Hi,
I’m currently working on a final project/thesis for my CompSci course at the University of Cambridge. I have used Elixir for about a year now and I have decided to port the GoogleDataflow/Apache Beam SDK/local runner to Elixir.
The reference implementations are written in Java and Python, and while I can write well-structured functional code from scratch, porting something using so many OOP features into idiomatic Elixir is a challenge (and one which I intend to treat in my thesis), especially since a lot of the domain-specific concepts are realised in this OOP universe only for now.
I am starting by porting many of the classes used into modules, and replacing inheritance with behaviours (which is already resulting in cleaner code IMO), planning to possibly refactor some parts into a more idiomatic structure at a later point. The sticking point for me is the case where instead of just static functionality overrides, the functionality is parametrised in Python/Java by using instances of objects. For example, elements may be assigned to windows of time, and while an IntervalWindow
defines some functionality which conforms to that expected by a Window
, it needs different parameters from, say, a GlobalWindow
(which needs none).
The default answer for this may be “use protocols”, and indeed Flow uses structs for this purpose (but not protocols, as the windowing functions there do not have to be user-extensible). Indeed for many entities in my framework structs with protocols are the clear solution.
However for certain “behaviours” or strategies, apart from the parametrisation requirement, behaviours seem to be the right solution—a strategy for doing something seems to me like a behaviour, not a data structure. In many cases, any extensions will only need to implement a small subset of the available functionality, a perfect use case of behaviours along with default implementations and defoverridable
. Protocols seem to me to imply much looser semantics and restrictions, along the lines of “do this thing, but I don’t care how you do it”, versus the behaviours’ idea of “give me this small custom function which I will plug into my larger system”.
Thinking about this then, my first idea was to simply represent these “parametrised behaviours” as tuples of {Module, data}
where data
is arbitrary and simply passed along to all of the behaviour functions. But immediately afterwards, I realised this is just Erlang’s tuple modules, one of the things explicitly solved by protocols!
What I am currently doing is indeed using protocols “under the hood”, however I am also using a behaviour to enforce a stricter contract on the using modules. In my __using__
macro, I make the implementing (using) module implement the required behaviour, and define an automatic implementation for the protocol which calls into these behaviour functions (possibly with default implementations).
This way the user is encouraged to think of the module as a behaviour, a pluggable strategy if you will, which can also get a struct of itself as a parameter to its callbacks.

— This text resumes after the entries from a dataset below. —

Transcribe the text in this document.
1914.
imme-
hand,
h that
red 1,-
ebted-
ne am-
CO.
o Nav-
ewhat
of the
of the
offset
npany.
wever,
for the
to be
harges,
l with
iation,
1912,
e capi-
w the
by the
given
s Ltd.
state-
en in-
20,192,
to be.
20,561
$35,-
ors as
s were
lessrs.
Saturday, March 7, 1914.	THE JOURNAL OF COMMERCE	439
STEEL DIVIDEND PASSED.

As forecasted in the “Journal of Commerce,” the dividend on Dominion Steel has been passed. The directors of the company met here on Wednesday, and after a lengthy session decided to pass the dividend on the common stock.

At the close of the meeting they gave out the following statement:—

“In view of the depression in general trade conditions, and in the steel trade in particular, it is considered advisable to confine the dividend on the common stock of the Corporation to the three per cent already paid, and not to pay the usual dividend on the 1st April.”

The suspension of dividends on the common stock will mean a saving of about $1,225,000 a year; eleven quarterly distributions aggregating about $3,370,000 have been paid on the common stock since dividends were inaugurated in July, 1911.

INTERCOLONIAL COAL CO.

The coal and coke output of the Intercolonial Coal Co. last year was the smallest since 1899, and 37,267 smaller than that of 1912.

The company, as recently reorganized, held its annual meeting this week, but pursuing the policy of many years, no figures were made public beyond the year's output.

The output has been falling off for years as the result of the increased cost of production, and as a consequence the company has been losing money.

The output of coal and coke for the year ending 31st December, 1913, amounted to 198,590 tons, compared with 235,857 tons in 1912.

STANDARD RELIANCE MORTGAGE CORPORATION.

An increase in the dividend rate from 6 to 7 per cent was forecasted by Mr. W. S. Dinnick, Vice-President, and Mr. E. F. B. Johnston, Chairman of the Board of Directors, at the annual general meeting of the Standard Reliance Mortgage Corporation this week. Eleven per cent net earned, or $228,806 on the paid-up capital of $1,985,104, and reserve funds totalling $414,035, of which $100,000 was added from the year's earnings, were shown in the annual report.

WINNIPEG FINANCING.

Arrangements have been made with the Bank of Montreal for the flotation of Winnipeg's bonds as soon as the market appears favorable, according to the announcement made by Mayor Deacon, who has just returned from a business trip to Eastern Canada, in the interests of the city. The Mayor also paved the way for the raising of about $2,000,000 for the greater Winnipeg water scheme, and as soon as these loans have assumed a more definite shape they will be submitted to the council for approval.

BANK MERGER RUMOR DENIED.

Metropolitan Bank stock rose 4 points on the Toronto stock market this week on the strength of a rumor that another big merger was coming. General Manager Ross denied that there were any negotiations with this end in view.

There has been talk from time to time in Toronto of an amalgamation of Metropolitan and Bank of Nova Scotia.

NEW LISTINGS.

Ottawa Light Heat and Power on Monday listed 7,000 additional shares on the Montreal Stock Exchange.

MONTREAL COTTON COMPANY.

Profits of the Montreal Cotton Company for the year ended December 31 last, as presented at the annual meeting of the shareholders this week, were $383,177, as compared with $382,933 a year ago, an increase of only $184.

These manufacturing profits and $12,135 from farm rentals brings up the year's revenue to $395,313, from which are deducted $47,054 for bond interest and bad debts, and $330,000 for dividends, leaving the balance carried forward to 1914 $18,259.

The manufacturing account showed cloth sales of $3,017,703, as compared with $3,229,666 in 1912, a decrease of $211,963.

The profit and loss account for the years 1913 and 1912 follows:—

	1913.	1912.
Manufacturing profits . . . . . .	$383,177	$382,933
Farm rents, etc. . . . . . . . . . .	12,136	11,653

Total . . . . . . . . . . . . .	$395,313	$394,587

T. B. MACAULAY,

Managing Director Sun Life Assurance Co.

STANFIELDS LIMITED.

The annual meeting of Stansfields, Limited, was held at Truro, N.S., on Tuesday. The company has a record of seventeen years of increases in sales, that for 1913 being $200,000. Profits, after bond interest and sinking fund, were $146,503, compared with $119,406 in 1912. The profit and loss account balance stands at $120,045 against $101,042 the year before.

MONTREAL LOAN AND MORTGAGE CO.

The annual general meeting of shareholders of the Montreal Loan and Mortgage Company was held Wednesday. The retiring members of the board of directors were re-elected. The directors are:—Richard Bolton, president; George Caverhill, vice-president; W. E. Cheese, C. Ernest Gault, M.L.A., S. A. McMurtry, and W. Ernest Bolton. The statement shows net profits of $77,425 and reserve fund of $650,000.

Of course there is nothing stopping more advanced users from just providing their own implementation of the protocol, but the goal here is to make it as easy as possible for users to plug their custom functionality into the system.
My question is: is this a code smell? Too much “magic”? Should I just explicitly use protocols and make users explicitly call into the default implementations if they want them? Again, usually there will be 5–6 functions in such a module and a user may override 1 or 2 of them.
I’d appreciate any advice or insight people may have on this.